25th percentile- 25% of cases have scores less than or equal to it.
75 percentile- 75% of cases have scores less than or equal to it.
Mean
- Add up the sum of your scores and divide by the # of cases to calculate the average. Mean is the balancing point value of the distribution that is strongly affected by outlying observations.
- CANNOT be calculated with ordinal data as it is too sensitive, only interval and ratio data (requirement for mean and standard deviation)
- Terrible measurement of central tendency when you have outlying observations, will change the mean dramatically (the sum of your scores are not representative) and affects the ability to generalize your sample to the population.

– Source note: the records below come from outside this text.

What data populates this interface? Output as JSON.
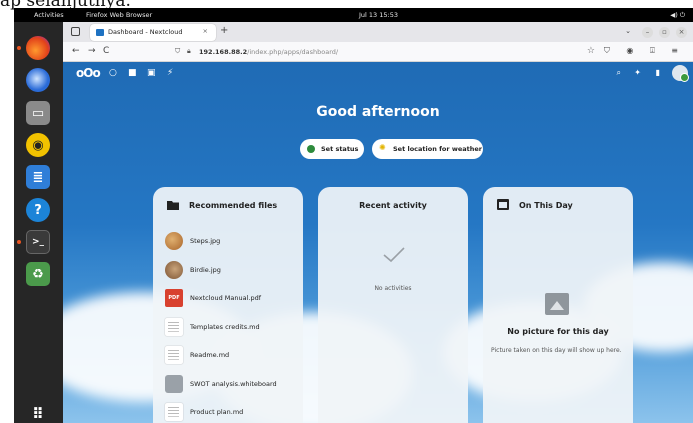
{
  "caption": "ap selanjutnya.",
  "system_bar": {
    "activities": "Activities",
    "app_name": "Firefox Web Browser",
    "clock": "Jul 13  15:53",
    "tray": "◀) ⏻"
  },
  "dock": {
    "apps": [
      "firefox",
      "thunderbird",
      "files",
      "rhythmbox",
      "libreoffice-writer",
      "help",
      "terminal",
      "trash",
      "show-applications"
    ]
  },
  "browser": {
    "tab_title": "Dashboard - Nextcloud",
    "tab_close": "×",
    "new_tab": "+",
    "tab_list": "⌄",
    "back": "←",
    "forward": "→",
    "reload": "C",
    "url_host": "192.168.88.2",
    "url_path": "/index.php/apps/dashboard/",
    "bookmark_star": "☆",
    "window_controls": [
      "–",
      "▫",
      "×"
    ],
    "toolbar_icons": "⛉ ◉ ⍗ ≡"
  },
  "nextcloud": {
    "logo": "oOo",
    "header_apps": [
      "○",
      "■",
      "▣",
      "⚡"
    ],
    "header_right": [
      "⌕",
      "✦",
      "▮"
    ],
    "greeting": "Good afternoon",
    "set_status": "Set status",
    "set_weather": "Set location for weather",
    "panels": {
      "recommended": {
        "title": "Recommended files",
        "files": [
          {
            "name": "Steps.jpg",
            "kind": "photo1"
          },
          {
            "name": "Birdie.jpg",
            "kind": "photo2"
          },
          {
            "name": "Nextcloud Manual.pdf",
            "kind": "pdf",
            "badge": "PDF"
          },
          {
            "name": "Templates credits.md",
            "kind": "doc"
          },
          {
            "name": "Readme.md",
            "kind": "doc"
          },
          {
            "name": "SWOT analysis.whiteboard",
            "kind": "board"
          },
          {
            "name": "Product plan.md",
            "kind": "doc"
          }
        ]
      },
      "activity": {
        "title": "Recent activity",
        "empty_text": "No activities"
      },
      "onthisday": {
        "title": "On This Day",
        "empty_title": "No picture for this day",
        "empty_sub": "Picture taken on this day will show up here."
      }
    }
  }
}
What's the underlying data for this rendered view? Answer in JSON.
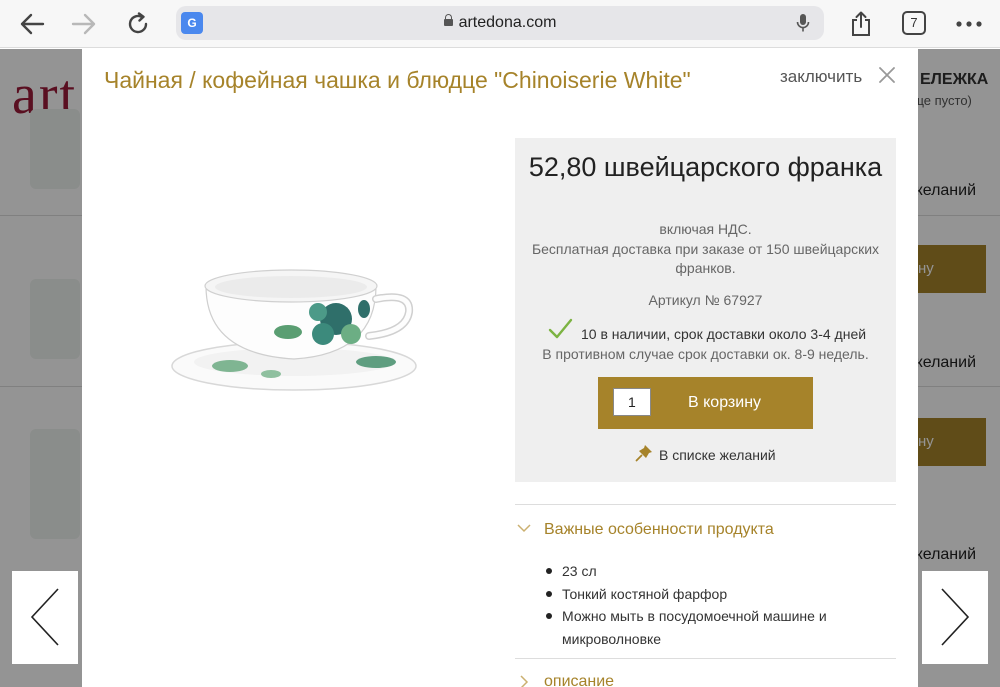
{
  "browser": {
    "url": "artedona.com",
    "tab_count": "7",
    "translate_glyph": "G"
  },
  "background_page": {
    "logo": "art",
    "cart_label": "ЕЛЕЖКА",
    "cart_status": "еще пусто)",
    "buttons": [
      "ну",
      "ну"
    ],
    "wishlist_links": [
      "желаний",
      "желаний",
      "желаний"
    ]
  },
  "modal": {
    "title": "Чайная / кофейная чашка и блюдце \"Chinoiserie White\"",
    "close_label": "заключить",
    "price": "52,80 швейцарского франка",
    "vat_note": "включая НДС.",
    "shipping_note": "Бесплатная доставка при заказе от 150 швейцарских франков.",
    "sku": "Артикул № 67927",
    "stock": "10 в наличии, срок доставки около 3-4 дней",
    "alt_delivery": "В противном случае срок доставки ок. 8-9 недель.",
    "quantity": "1",
    "add_to_cart": "В корзину",
    "wishlist": "В списке желаний",
    "features_title": "Важные особенности продукта",
    "features": [
      "23 сл",
      "Тонкий костяной фарфор",
      "Можно мыть в посудомоечной машине и микроволновке"
    ],
    "description_title": "описание"
  },
  "colors": {
    "accent": "#a6832a",
    "logo": "#9b1b3a",
    "check": "#7cb342"
  },
  "icons": {
    "back": "arrow-left-icon",
    "forward": "arrow-right-icon",
    "reload": "reload-icon",
    "mic": "microphone-icon",
    "share": "share-icon",
    "more": "more-dots-icon",
    "close": "close-x-icon",
    "check": "checkmark-icon",
    "pin": "pin-icon",
    "chevron": "chevron-icon"
  }
}
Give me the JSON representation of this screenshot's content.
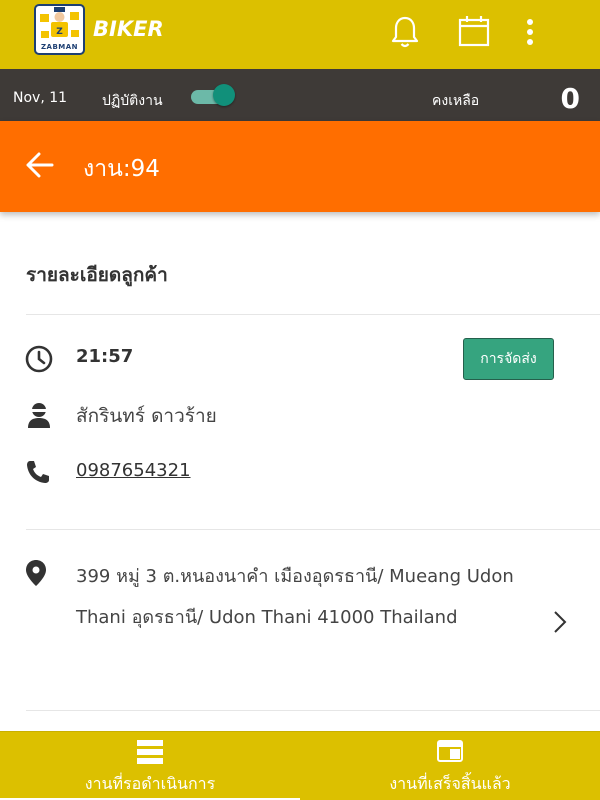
{
  "header": {
    "logo_text": "ZABMAN",
    "brand": "BIKER",
    "icons": [
      "bell-icon",
      "calendar-icon",
      "more-vertical-icon"
    ]
  },
  "status": {
    "date": "Nov, 11",
    "duty_label": "ปฏิบัติงาน",
    "duty_on": true,
    "remaining_label": "คงเหลือ",
    "remaining_count": "0"
  },
  "job": {
    "title": "งาน:94"
  },
  "customer": {
    "section_title": "รายละเอียดลูกค้า",
    "time": "21:57",
    "delivery_button": "การจัดส่ง",
    "name": "สักรินทร์ ดาวร้าย",
    "phone": "0987654321",
    "address": "399 หมู่ 3 ต.หนองนาคำ เมืองอุดรธานี/ Mueang Udon Thani อุดรธานี/ Udon Thani 41000 Thailand"
  },
  "tabs": [
    {
      "label": "งานที่รอดำเนินการ",
      "icon": "list-icon",
      "active": true
    },
    {
      "label": "งานที่เสร็จสิ้นแล้ว",
      "icon": "completed-icon",
      "active": false
    }
  ],
  "colors": {
    "appbar": "#dcc000",
    "statusbar": "#3e3a37",
    "orange": "#ff6e00",
    "toggle": "#11907a",
    "button": "#36a47f"
  }
}
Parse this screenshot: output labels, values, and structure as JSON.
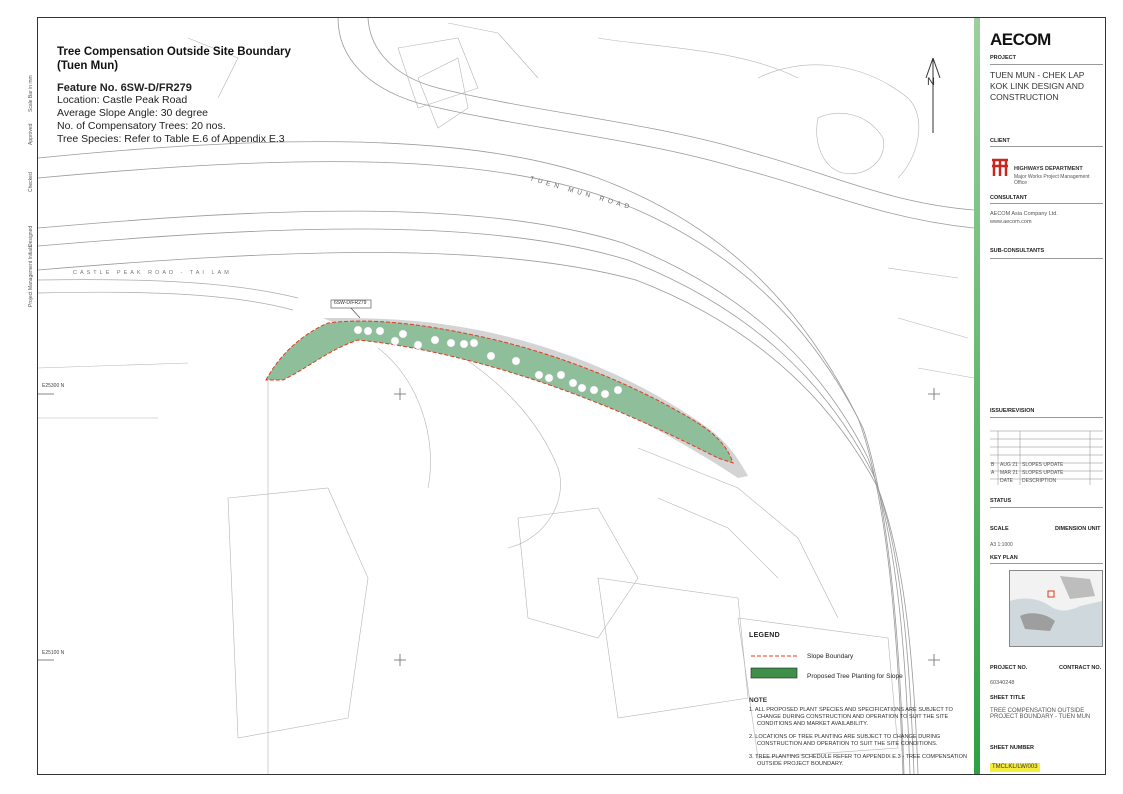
{
  "title": {
    "heading": "Tree Compensation Outside Site Boundary (Tuen Mun)",
    "feature": "Feature No. 6SW-D/FR279",
    "location": "Location: Castle Peak Road",
    "slope_angle": "Average Slope Angle: 30 degree",
    "trees": "No. of Compensatory Trees: 20 nos.",
    "species": "Tree Species: Refer to Table E.6 of Appendix E.3"
  },
  "map_labels": {
    "tuen_mun_road": "TUEN MUN ROAD",
    "castle_peak_road": "CASTLE PEAK ROAD - TAI LAM",
    "feature_tag": "6SW-D/FR279",
    "north": "N",
    "grid_e1": "E25300 N",
    "grid_e2": "E25100 N"
  },
  "legend": {
    "heading": "LEGEND",
    "slope_boundary": "Slope Boundary",
    "planting": "Proposed Tree Planting for Slope"
  },
  "notes": {
    "heading": "NOTE",
    "items": [
      "1. ALL PROPOSED PLANT SPECIES AND SPECIFICATIONS ARE SUBJECT TO CHANGE DURING CONSTRUCTION AND OPERATION TO SUIT THE SITE CONDITIONS AND MARKET AVAILABILITY.",
      "2. LOCATIONS OF TREE PLANTING ARE SUBJECT TO CHANGE DURING CONSTRUCTION AND OPERATION TO SUIT THE SITE CONDITIONS.",
      "3. TREE PLANTING SCHEDULE REFER TO APPENDIX E.3 - TREE COMPENSATION OUTSIDE PROJECT BOUNDARY."
    ]
  },
  "side_strip": {
    "scale_bar": "Scale Bar in mm",
    "approved": "Approved",
    "checked": "Checked",
    "designed": "Designed",
    "pm": "Project Management Initials"
  },
  "panel": {
    "logo": "AECOM",
    "project_label": "PROJECT",
    "project_name": "TUEN MUN - CHEK LAP KOK LINK DESIGN AND CONSTRUCTION",
    "client_label": "CLIENT",
    "client_name": "HIGHWAYS DEPARTMENT",
    "client_office": "Major Works Project Management Office",
    "consultant_label": "CONSULTANT",
    "consultant_name": "AECOM Asia Company Ltd.",
    "consultant_web": "www.aecom.com",
    "subconsultants_label": "SUB-CONSULTANTS",
    "issue_label": "ISSUE/REVISION",
    "rev_b": "B",
    "rev_b_date": "AUG 21",
    "rev_b_desc": "SLOPES UPDATE",
    "rev_a": "A",
    "rev_a_date": "MAR 21",
    "rev_a_desc": "SLOPES UPDATE",
    "rev_hdr_date": "DATE",
    "rev_hdr_desc": "DESCRIPTION",
    "status_label": "STATUS",
    "scale_label": "SCALE",
    "dimension_label": "DIMENSION UNIT",
    "scale_value": "A3 1:1000",
    "keyplan_label": "KEY PLAN",
    "project_no_label": "PROJECT NO.",
    "contract_no_label": "CONTRACT NO.",
    "project_no": "60340248",
    "sheet_title_label": "SHEET TITLE",
    "sheet_title": "TREE COMPENSATION OUTSIDE PROJECT BOUNDARY - TUEN MUN",
    "sheet_number_label": "SHEET NUMBER",
    "sheet_number": "TMCLKL/LW/003"
  },
  "colors": {
    "green_bar": "#2ea043",
    "slope_fill": "#8fbf9a",
    "boundary": "#e03a1e",
    "sheet_highlight": "#f6ec3c"
  }
}
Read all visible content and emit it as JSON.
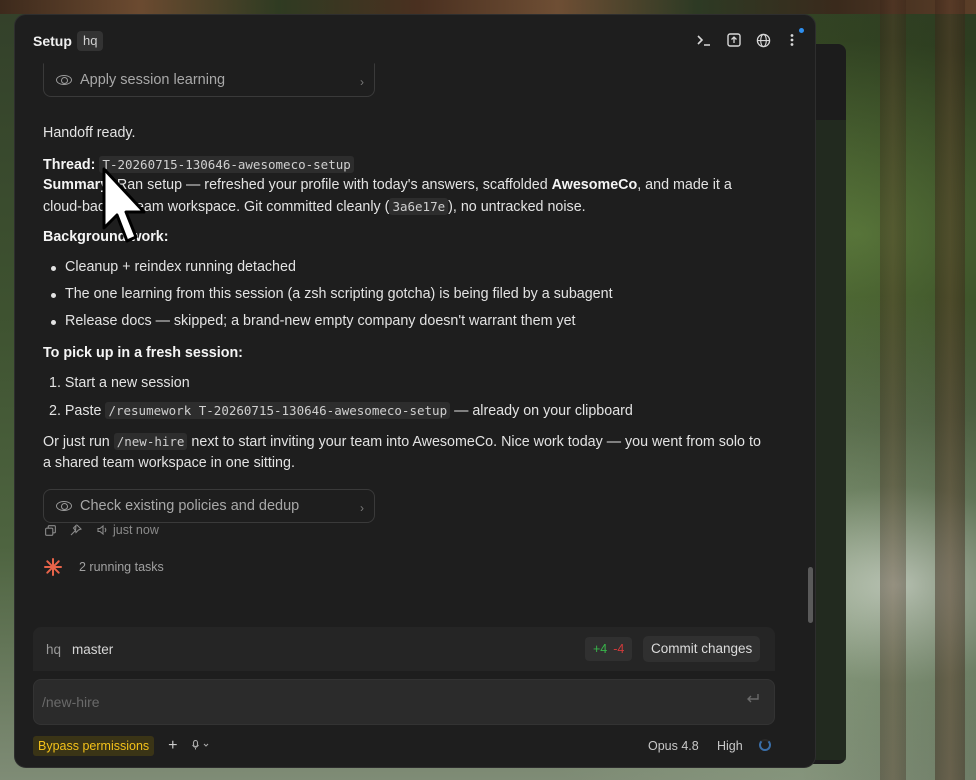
{
  "window": {
    "title": "Setup",
    "tag": "hq"
  },
  "toolbar": {
    "icons": [
      "terminal-icon",
      "export-icon",
      "globe-icon",
      "more-icon"
    ]
  },
  "top_pill": {
    "label": "Apply session learning"
  },
  "message": {
    "handoff": "Handoff ready.",
    "thread_label": "Thread:",
    "thread_id": "T-20260715-130646-awesomeco-setup",
    "summary_label": "Summary:",
    "summary_text_1": " Ran setup — refreshed your profile with today's answers, scaffolded ",
    "summary_company": "AwesomeCo",
    "summary_text_2": ", and made it a cloud-backed team workspace. Git committed cleanly (",
    "summary_commit": "3a6e17e",
    "summary_text_3": "), no untracked noise.",
    "background_label": "Background work:",
    "background_items": [
      "Cleanup + reindex running detached",
      "The one learning from this session (a zsh scripting gotcha) is being filed by a subagent",
      "Release docs — skipped; a brand-new empty company doesn't warrant them yet"
    ],
    "fresh_label": "To pick up in a fresh session:",
    "steps": {
      "s1": "1. Start a new session",
      "s2_prefix": "2. Paste ",
      "s2_code": "/resumework T-20260715-130646-awesomeco-setup",
      "s2_suffix": " — already on your clipboard"
    },
    "closing_prefix": "Or just run ",
    "closing_code": "/new-hire",
    "closing_suffix": " next to start inviting your team into AwesomeCo. Nice work today — you went from solo to a shared team workspace in one sitting."
  },
  "bottom_pill": {
    "label": "Check existing policies and dedup"
  },
  "meta": {
    "timestamp": "just now"
  },
  "running": {
    "label": "2 running tasks"
  },
  "git": {
    "repo": "hq",
    "branch": "master",
    "added": "+4",
    "removed": "-4",
    "commit_label": "Commit changes"
  },
  "composer": {
    "placeholder": "/new-hire"
  },
  "footer": {
    "permissions": "Bypass permissions",
    "plus": "+",
    "model": "Opus 4.8",
    "effort": "High"
  },
  "colors": {
    "accent_warning": "#f3c11a",
    "diff_add": "#38b64a",
    "diff_remove": "#d23a3a",
    "spark": "#e8644a"
  }
}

The median, in comparison, is a good measurement as it will not change despite the outlying observations.
range
(minimum, maximum)
-the difference between the minimum and maximum values.
IQR (interquartile range)
(25th percentile, 75th percentile)
IQR is the 50% between the 25th and 75th percentile scores.
(17, 34): 50% of scores can be found between $17,000 and $34,000.
standard deviation
- how far away you are from the mean (the average, sum of your scores divided by the number of cases)
- sum of SD’s, average them= variance
- square root of variance= Standard Deviation.
What is the minimum value SD can take on? Zero.
Why? Because to calculate the SD you must average square roots. Cannot take the square root of a negative number.
Chebyshev’s Theorm
Identify: for any univariate distribution, most of the cases will be found between (mean - 2SD, mean +2SD)
ex: mean =55, SD= 5 (55-10, 55+10), most of the cases will be found between (45, 65)
significance: The theorem guarantees that, in all probability distributions, nearly all the cases fall close to the mean. Thus, a researcher could use Chebyshev’s theorem to identify inconsistencies in a set of values.
Pearson’s R
-a Bivariate statistic that measures the linear correlation between two variables, x & y. The correlation coefficient will be a number between -1 and +1.
0= no correlation, random blob of dots.
+1= positive correlation, slope of +1
-1= negative correlation, slope of -1
-used to describe interval and ratio level data. (the distance between the variables is relevant and must be equal.)